Louis G. Cornacchia  Mr. Cornacchia has served as a director of Axonyx since February 21, 2003. Louis Cornacchia has extensive experience in managing several engineering consultancy companies. Louis Cornacchia received a bachelors in Electrical Engineering from Manhattan College in 1955. Between 1955 and 1963, Mr. Cornacchia was employed as an RF engineer at Hazeltine Electronics Corp., at the Loral Systems Design Team where he worked on design of countermeasures/reconnaissance systems, and subsequently was employed as Chief Engineer at Victory Electronics developing light imaging scopes for the U.S. Army. In 1963 Mr. Cornacchia joined Norden Systems where he worked as a Test Equipment Manager for the F111D avionics program. In 1969, Mr. Cornacchia formed Collins Consultants International, Ltd., an engineering consultancy providing services to Norden Systems and multiple defense engineering companies. In 1974, Mr. Cornacchia formed Charger Tech Services, another engineering services company. In 1987, Mr. Cornacchia formed Scinetics, an engineering consultancy that provides microwave wireless engineering services. Scinetics provides engineering services for mobile cellular and PCS wireless companies, assisting them in obtaining approvals for seamless wireless networks. Mr. Cornacchia is presently the President of Scinetics. Mr. Cornacchia has also served as Chairman of the Board of Directors of Reliance Bank, White Plains, New York (1992-1995)and as a member of the Advisory Board of Patriot National Bank, Stamford, Connecticut (1995-2000).

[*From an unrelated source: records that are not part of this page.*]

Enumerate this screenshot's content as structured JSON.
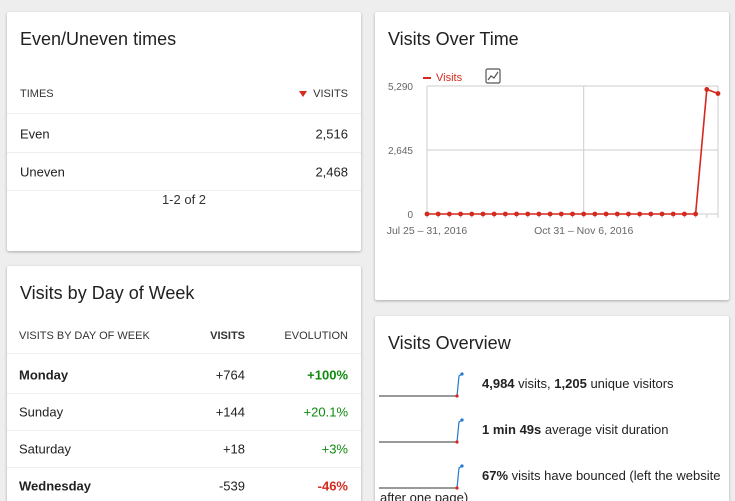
{
  "even_uneven": {
    "title": "Even/Uneven times",
    "col_times": "TIMES",
    "col_visits": "VISITS",
    "rows": [
      {
        "label": "Even",
        "visits": "2,516"
      },
      {
        "label": "Uneven",
        "visits": "2,468"
      }
    ],
    "pager": "1-2 of 2"
  },
  "day_of_week": {
    "title": "Visits by Day of Week",
    "col_day": "VISITS BY DAY OF WEEK",
    "col_visits": "VISITS",
    "col_evolution": "EVOLUTION",
    "rows": [
      {
        "day": "Monday",
        "visits": "+764",
        "evolution": "+100%",
        "trend": "up",
        "bold": true
      },
      {
        "day": "Sunday",
        "visits": "+144",
        "evolution": "+20.1%",
        "trend": "up",
        "bold": false
      },
      {
        "day": "Saturday",
        "visits": "+18",
        "evolution": "+3%",
        "trend": "up",
        "bold": false
      },
      {
        "day": "Wednesday",
        "visits": "-539",
        "evolution": "-46%",
        "trend": "down",
        "bold": true
      }
    ]
  },
  "visits_over_time": {
    "title": "Visits Over Time",
    "legend_label": "Visits",
    "chart_icon": "line-chart-icon"
  },
  "chart_data": {
    "type": "line",
    "title": "Visits Over Time",
    "xlabel": "",
    "ylabel": "",
    "y_ticks": [
      "5,290",
      "2,645",
      "0"
    ],
    "ylim": [
      0,
      5290
    ],
    "x_tick_labels": [
      "Jul 25 – 31, 2016",
      "Oct 31 – Nov 6, 2016"
    ],
    "x_tick_positions": [
      0,
      14
    ],
    "grid": true,
    "legend": "top-left",
    "series": [
      {
        "name": "Visits",
        "color": "#d4291f",
        "values": [
          0,
          0,
          0,
          0,
          0,
          0,
          0,
          0,
          0,
          0,
          0,
          0,
          0,
          0,
          0,
          0,
          0,
          0,
          0,
          0,
          0,
          0,
          0,
          0,
          0,
          5150,
          4980
        ]
      }
    ]
  },
  "overview": {
    "title": "Visits Overview",
    "items": [
      {
        "b1": "4,984",
        "t1": " visits, ",
        "b2": "1,205",
        "t2": " unique visitors"
      },
      {
        "b1": "1 min 49s",
        "t1": " average visit duration",
        "b2": "",
        "t2": ""
      },
      {
        "b1": "67%",
        "t1": " visits have bounced (left the website",
        "b2": "",
        "t2": ""
      }
    ],
    "wrap_text": "after one page)"
  },
  "colors": {
    "accent": "#d4291f",
    "positive": "#0f8a0f",
    "negative": "#d4291f",
    "spark_line": "#1f78d1"
  }
}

Steven H. Ferris, Ph.D. Dr. Ferris has served as a director of Axonyx since January 6, 2003. Dr. Ferris is a neuropsychologist, psychopharmacologist, and gerontologist who has been studying brain aging and Alzheimer’s disease for over thirty years. Dr. Ferris is the Friedman Professor of the Alzheimer’s Disease Center in the Department of Psychiatry at New York University (NYU) School of Medicine, Executive Director of NYU’s Silberstein Institute for Aging and Dementia and Principal Investigator of their Alzheimer’s Disease Center. Dr. Ferris has been at the NYU School of Medicine since 1973, where he has conducted a major research program focusing on cognitive assessment, early diagnosis and treatment of brain aging and Alzheimer’s disease. He has served as the Associate Editor in Chief of Alzheimer Disease and Associated Disorders, is a member of the Medical and Scientific Affairs Council of the national Alzheimer’s Association, has served on several NIH peer review panels, and has been a member of the FDA Advisory Committee which reviews new drugs for Alzheimer’s disease. He has conducted more than 50 clinical trials in aging and dementia and has been a consultant to numerous pharmaceutical companies who are developing new treatments for Alzheimer’s disease.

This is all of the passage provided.